Data processing agreements (DPAs) with processors: how to share data with vendors without breaching Law 21.719

Almost no company processes its data alone. You use the cloud, a payroll provider, a marketing agency, a call center, or a debt-collection company, and at each of those links you hand personal data to a third party. Law 21.719 requires that this handover be governed by a data processing agreement. Here we explain when you need one, what it must include, and why liability is never transferred.

Published Jun 2026 · Updated Jun 22, 2026 · 9 min read
Contracts · Law 21.719

The essentials in 30 seconds

  • The controller decides why and how data is processed; the processor only processes data on behalf of the controller and according to its instructions.
  • Every time you hand personal data to a vendor that processes it for you (cloud, payroll, debt collection, marketing, call center), you need a data processing agreement.
  • The agreement must set out the purpose and instructions, confidentiality, security measures, the handling of subprocessors, the return or deletion of data at termination, and cooperation on ARSOP rights and breaches.
  • Liability is not transferred: before the Personal Data Protection Agency and the data subjects, the controller remains liable for the entire chain of vendors.
  • With full enforcement starting December 1, 2026 and fines of up to 20,000 UTM, formalizing these agreements is a priority, not a formality.

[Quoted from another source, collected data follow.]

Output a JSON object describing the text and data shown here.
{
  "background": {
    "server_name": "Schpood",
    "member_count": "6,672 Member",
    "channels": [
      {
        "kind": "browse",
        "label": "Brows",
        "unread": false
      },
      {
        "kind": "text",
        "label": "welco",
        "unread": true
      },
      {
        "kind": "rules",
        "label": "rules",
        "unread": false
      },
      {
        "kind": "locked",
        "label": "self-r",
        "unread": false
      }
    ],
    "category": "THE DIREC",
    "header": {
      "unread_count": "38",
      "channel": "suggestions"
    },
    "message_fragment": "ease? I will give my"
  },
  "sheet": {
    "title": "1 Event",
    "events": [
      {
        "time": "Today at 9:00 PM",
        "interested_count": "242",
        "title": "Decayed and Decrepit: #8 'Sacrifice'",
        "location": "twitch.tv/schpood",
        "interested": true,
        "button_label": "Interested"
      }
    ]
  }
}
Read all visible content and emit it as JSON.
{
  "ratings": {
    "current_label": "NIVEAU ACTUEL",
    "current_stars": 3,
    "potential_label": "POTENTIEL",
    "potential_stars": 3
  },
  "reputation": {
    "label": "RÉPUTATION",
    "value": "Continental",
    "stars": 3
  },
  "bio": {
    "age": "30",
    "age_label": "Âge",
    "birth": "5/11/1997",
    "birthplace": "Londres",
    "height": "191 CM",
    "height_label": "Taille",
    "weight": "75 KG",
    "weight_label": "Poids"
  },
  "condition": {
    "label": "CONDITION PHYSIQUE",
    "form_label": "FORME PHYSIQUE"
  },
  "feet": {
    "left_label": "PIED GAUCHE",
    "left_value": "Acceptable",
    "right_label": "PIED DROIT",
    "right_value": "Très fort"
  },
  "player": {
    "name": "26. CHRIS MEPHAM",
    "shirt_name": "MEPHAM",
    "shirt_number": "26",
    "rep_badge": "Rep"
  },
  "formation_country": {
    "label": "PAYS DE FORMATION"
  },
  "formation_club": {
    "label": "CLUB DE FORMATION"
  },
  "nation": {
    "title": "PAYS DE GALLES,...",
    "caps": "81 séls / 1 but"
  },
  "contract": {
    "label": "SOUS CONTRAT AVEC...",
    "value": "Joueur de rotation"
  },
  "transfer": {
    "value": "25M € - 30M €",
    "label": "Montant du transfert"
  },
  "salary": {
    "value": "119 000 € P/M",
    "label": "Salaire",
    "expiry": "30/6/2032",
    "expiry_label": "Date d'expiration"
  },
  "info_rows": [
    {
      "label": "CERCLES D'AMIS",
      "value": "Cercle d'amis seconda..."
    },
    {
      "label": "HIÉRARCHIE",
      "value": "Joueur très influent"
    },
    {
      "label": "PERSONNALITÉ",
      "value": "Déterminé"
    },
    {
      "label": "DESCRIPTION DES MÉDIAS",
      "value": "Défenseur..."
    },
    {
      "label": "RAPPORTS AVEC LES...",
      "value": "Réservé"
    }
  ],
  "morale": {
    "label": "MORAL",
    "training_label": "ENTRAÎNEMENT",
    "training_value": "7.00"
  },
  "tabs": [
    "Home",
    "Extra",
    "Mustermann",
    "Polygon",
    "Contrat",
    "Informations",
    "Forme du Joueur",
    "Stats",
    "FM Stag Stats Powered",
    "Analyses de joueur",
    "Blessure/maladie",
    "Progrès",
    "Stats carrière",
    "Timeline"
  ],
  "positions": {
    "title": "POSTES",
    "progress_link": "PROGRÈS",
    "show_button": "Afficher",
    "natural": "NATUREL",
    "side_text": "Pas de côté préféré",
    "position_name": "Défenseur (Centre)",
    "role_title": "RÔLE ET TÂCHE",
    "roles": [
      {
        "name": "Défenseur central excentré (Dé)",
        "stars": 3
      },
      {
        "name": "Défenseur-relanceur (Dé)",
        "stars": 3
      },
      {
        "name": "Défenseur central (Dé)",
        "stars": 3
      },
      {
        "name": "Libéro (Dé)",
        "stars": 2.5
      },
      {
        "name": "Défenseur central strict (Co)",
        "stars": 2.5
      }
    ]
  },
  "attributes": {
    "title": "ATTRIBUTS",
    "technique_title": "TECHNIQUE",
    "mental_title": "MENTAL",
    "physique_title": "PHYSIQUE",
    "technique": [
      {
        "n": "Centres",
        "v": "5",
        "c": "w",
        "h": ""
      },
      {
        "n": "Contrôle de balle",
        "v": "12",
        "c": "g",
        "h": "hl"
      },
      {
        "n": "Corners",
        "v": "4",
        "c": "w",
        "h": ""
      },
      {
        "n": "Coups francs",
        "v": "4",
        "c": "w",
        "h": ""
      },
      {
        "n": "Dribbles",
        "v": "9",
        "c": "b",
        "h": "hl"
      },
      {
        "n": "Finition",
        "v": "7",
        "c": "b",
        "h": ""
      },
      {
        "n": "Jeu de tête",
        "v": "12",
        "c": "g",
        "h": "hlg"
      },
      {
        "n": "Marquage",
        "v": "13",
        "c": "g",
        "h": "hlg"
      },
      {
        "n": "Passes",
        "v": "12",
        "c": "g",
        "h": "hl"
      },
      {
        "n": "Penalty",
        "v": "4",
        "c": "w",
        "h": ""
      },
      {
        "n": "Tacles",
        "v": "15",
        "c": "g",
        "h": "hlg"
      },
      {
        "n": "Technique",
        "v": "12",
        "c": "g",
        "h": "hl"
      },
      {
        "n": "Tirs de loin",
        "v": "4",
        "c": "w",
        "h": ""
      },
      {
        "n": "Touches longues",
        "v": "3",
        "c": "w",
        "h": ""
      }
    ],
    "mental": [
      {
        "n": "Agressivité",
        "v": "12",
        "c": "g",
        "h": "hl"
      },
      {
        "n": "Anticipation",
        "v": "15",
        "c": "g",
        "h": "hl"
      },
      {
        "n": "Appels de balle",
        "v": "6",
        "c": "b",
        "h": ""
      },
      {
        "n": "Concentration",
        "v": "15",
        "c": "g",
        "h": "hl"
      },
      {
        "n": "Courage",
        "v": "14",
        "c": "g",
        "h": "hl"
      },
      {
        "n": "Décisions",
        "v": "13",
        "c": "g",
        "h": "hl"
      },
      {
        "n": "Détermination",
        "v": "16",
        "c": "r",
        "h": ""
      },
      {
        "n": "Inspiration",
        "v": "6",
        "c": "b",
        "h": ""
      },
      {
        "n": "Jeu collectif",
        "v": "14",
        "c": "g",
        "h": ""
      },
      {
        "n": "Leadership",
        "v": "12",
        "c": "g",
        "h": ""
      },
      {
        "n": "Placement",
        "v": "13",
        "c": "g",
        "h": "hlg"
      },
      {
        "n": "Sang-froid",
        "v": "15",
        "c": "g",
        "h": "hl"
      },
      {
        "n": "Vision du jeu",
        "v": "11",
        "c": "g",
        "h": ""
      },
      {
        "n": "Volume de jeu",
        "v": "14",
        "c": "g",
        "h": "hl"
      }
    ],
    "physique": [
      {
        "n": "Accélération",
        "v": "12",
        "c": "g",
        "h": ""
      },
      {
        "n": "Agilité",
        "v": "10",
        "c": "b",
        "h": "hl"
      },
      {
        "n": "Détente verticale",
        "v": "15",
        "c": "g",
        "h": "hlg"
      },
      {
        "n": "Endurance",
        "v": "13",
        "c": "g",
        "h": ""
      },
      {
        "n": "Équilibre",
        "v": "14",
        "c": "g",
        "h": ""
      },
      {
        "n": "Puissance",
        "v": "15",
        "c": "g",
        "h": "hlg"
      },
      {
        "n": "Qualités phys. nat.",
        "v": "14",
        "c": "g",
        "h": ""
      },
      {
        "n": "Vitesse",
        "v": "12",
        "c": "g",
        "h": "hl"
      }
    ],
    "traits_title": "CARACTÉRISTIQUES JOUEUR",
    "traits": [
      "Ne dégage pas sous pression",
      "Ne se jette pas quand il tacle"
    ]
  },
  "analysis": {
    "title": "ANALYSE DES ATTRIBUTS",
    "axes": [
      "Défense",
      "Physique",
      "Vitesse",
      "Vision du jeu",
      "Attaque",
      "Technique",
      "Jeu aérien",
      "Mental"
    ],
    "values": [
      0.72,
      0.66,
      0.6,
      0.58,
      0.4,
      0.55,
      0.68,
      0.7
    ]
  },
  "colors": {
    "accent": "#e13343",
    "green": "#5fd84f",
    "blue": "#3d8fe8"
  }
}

Few organizations process their personal data in isolation. Day-to-day operations depend on vendors: email and files live in the cloud, payroll is calculated by a third party, debt collection is managed by an external company, campaigns are run by an agency, and customer service is operated by a call center. At each of these points you are handing the personal data of your customers, employees, or users to a third party. If you want the full legal picture, start with the definitive guide to Law 21.719.

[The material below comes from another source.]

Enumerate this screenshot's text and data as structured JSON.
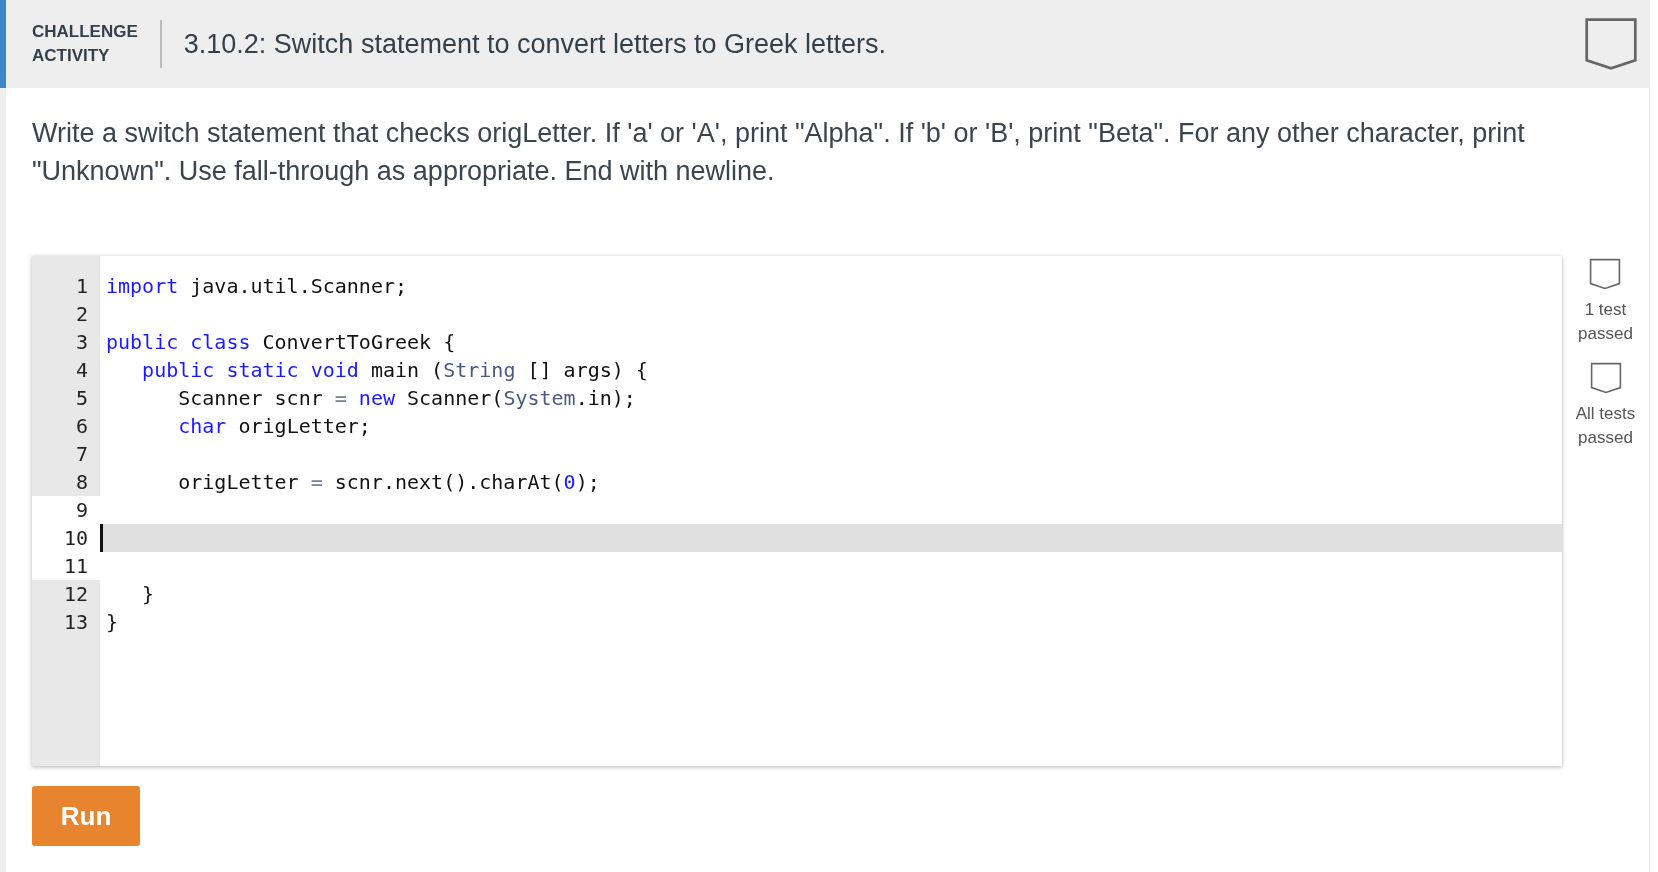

Law 21.719, published on December 13, 2024 and with full enforcement starting December 1, 2026, requires that this handover be governed. The instrument that does so is the data processing agreement, also known by its English acronym DPA. In this article you will see the difference between a controller and a processor, when you need this agreement, and which clauses cannot be missing.

Controller and processor: who decides and who executes

Law 21.719 distinguishes two key roles that determine the obligations of each party. The data controller is the one who decides the purposes and the means: it defines what the data is used for, what is collected, and under what conditions. The processor, on the other hand, is the one who processes the data on behalf of the controller, following its instructions, without deciding on its own what becomes of that information.

The difference is not theoretical. It determines who is liable to the data subjects and to the Personal Data Protection Agency, who handles ARSOP rights, and who bears the duty to notify breaches. Confusing the two roles, or failing to document who is who, is one of the most frequent failures we detect in audits.

In practice, most of your technology and operational vendors act as processors.

  • Cloud and software vendors (hosting, CRM, ERP, email, storage).
  • Payroll or compensation-calculation companies.
  • Debt-collection companies that manage your portfolio.
  • Marketing agencies and email or advertising platforms.
  • Call centers and outsourced customer service or support services.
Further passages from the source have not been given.